The train reached Madgaon station a few hours later. We proceeded to book a pre-paid cab to our destination. The driver exchanged pleasantries and set off towards the highway. He switched on the music system in his cab that played the title track of the film Dil Chahta Hai (DCH), released a month or two ago.
DCH was a pathbreaking film that changed the style of filmmaking in Bollywood. It broke the stereotype that the Hindi film industry was associated with. It was a story about childhood friends reconnecting after a long stretch while on a trip to Goa. More than the content, it was the form that was delightful. The story was beautifully told.
I was taken back to some of the moments in the movie, especially those filmed in Goa.
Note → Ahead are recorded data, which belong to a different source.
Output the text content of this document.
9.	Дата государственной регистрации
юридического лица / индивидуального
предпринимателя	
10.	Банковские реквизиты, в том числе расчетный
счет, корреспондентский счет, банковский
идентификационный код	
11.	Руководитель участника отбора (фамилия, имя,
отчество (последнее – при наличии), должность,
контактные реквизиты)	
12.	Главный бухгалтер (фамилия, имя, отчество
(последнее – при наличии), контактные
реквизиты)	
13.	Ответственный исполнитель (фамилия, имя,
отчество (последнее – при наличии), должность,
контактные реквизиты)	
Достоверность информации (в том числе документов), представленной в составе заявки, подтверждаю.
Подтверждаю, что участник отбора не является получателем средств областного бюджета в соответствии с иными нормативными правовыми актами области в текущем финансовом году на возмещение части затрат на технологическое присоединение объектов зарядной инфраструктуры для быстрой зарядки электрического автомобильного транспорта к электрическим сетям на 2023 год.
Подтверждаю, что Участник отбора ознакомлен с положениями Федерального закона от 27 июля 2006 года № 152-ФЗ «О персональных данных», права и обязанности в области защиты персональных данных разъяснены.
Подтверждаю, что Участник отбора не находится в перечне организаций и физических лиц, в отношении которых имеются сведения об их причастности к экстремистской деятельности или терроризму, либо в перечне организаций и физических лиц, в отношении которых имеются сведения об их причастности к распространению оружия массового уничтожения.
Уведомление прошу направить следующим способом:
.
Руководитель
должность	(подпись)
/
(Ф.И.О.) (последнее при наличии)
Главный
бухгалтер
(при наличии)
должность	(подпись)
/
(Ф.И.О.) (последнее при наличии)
The song, the drive, and the fresh air of Goa combined to open my closed mind.
Sid was delighted to spot a hint of a smile on my face. DCH had managed to do what the beauty of the Western Ghats, rivers, and streams – that I crossed on the train – could not do. To finally get me to enjoy the moment – after 12 horrible hours.
Movies and music can have a deep impact on many. And that’s not uncommon. Those who belong to my generation may agree that only a couple of movies have been trailblazers in the kind of impact and emotion they generated. Qayamat Se Qayamat Tak (QSQT), released in 1988, was the first such breakthrough film during my growing up years that departed from the stereotype style and substance in mainstream movies preceding it.
The mainstream film industry rarely experimented. There was too much money at stake. Filmmakers would copy the formula of successful movies. It was a very predictable strategy.
After QSQT, the next to break the mould 13 years later was Dil Chahta Hai. Both films refreshed the generation that watched them. They were styled very differently from what movie watchers then were used to seeing.
I was transported back to my cab in Goa in a few moments. I forgot about the bag and the shoes. I was ready to enjoy Goa in all its splendour. With or without shoes.
What also helped was our room in the hotel was adjacent to the one where Sameer, the character played by Saif Ali Khan in DCH was duped by Christine. Sid & I laughed out loud, recollecting that memorable scene from the film.
In life, you may face a few disturbing moments that hurt. Losing material possessions can be depressing if you are attached to them. You brood and despair till you are miserable. You fail to enjoy the best moments immediately after. The pain and shock caused by the previous incident grip you. To get over such moments, you need our own DCH story.
All of us have one or two such stories, memories, or experiences that enthrall us. It could be a film, song, play, book, game, or memory. You need to lose yourself in one such moment that works for you if that helps you shift gears from agony to ecstasy.
I did not find my bag after I returned to Mumbai. But it did not matter. Why worry or obsess over things that shouldn’t matter or matter little? Lost material possessions can be procured once again if/when you find the resources to. Why let the loss of such things hound your peace?
Get over it. Enjoy the next moment. And if you still can’t, look for your DCH story.